The Historical & Cultural Society of Clay County is contributing grant money to the free festival for the next three years, and Sherman received a Wisconsin Humanities Major Grant that will also help with paying the demonstrating artists.
“It’s a real education festival. Our focus is not really on re-enactment. It’s on teaching the public the origins of traditional craft in Scandinavia through these demonstrations,” Sherman said.
Some of the Vikings will be selling books and things they make. Children will be able to try archery, traditional Viking lawn games and go on a Viking Quest, working their way around the festival finding different performers and asking each a question about the Vikings age.

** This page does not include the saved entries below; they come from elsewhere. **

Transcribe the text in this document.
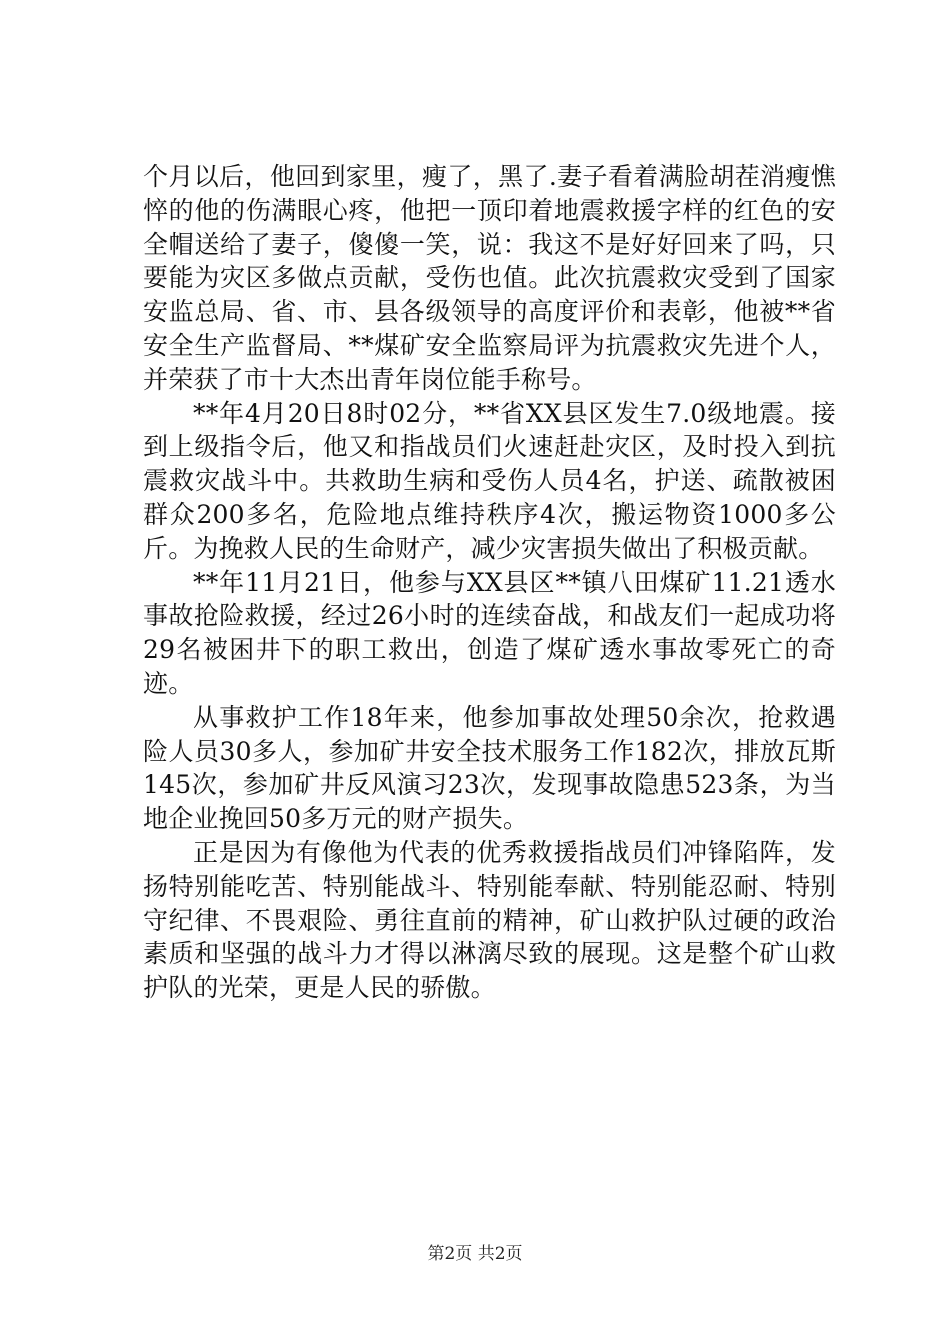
个月以后，他回到家里，瘦了，黑了.妻子看着满脸胡茬消瘦憔悴的他的伤满眼心疼，他把一顶印着地震救援字样的红色的安全帽送给了妻子，傻傻一笑，说：我这不是好好回来了吗，只要能为灾区多做点贡献，受伤也值。此次抗震救灾受到了国家安监总局、省、市、县各级领导的高度评价和表彰，他被**省安全生产监督局、**煤矿安全监察局评为抗震救灾先进个人，并荣获了市十大杰出青年岗位能手称号。

**年4月20日8时02分，**省XX县区发生7.0级地震。接到上级指令后，他又和指战员们火速赶赴灾区，及时投入到抗震救灾战斗中。共救助生病和受伤人员4名，护送、疏散被困群众200多名，危险地点维持秩序4次，搬运物资1000多公斤。为挽救人民的生命财产，减少灾害损失做出了积极贡献。

**年11月21日，他参与XX县区**镇八田煤矿11.21透水事故抢险救援，经过26小时的连续奋战，和战友们一起成功将29名被困井下的职工救出，创造了煤矿透水事故零死亡的奇迹。

从事救护工作18年来，他参加事故处理50余次，抢救遇险人员30多人，参加矿井安全技术服务工作182次，排放瓦斯145次，参加矿井反风演习23次，发现事故隐患523条，为当地企业挽回50多万元的财产损失。

正是因为有像他为代表的优秀救援指战员们冲锋陷阵，发扬特别能吃苦、特别能战斗、特别能奉献、特别能忍耐、特别守纪律、不畏艰险、勇往直前的精神，矿山救护队过硬的政治素质和坚强的战斗力才得以淋漓尽致的展现。这是整个矿山救护队的光荣，更是人民的骄傲。

第2页 共2页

Sons of Norway will sell homemade cookies and treats, and two food trucks (Caribbean Cruiser and Bacon Burger Company) have been added this year.
Sherman is looking forward to more seasonal temperatures in the 60s this weekend. Last year’s fest weather was on the hot side, especially for Vikings, who tend to wear a lot of wool.
She hopes people will take advantage of the opportunity to learn about Scandinavian heritage, talk with the artists and take a step back in history.
“Once you’re on the festival site you can’t really see modern buildings. You see the Weidner Center if you really look. Otherwise, it’s just a rolling hill in front of the house,” Sherman said. “It really is beautiful for a festival. You just feel like you’re in another time.”
Midwest Viking Festival
When: 10 a.m.-4 p.m. Friday and Saturday
Where: Outside the Viking House at the University of Wisconsin-Green Bay. Take the main UWGB entrance (also the Weidner Center entrance) off Nicolet Drive. Take the first right to the Wood Hall parking lot and you will see the Viking House on the right.
Special events schedule (the same both days): Sven Tunheim tells tales of the Vikings, 10:15 a.m. and 12:30 p.m.; battle demonstrations, 11 a.m. and 3 p.m.; folk musician and author Kari Tauring presents “Healing Our Kinship to Nature,” 11:30 a.m.; Tauring presents “Frith and Grith: Divine Female Boundary Setters,” 1:30 p.m. (with a circle dance at the end).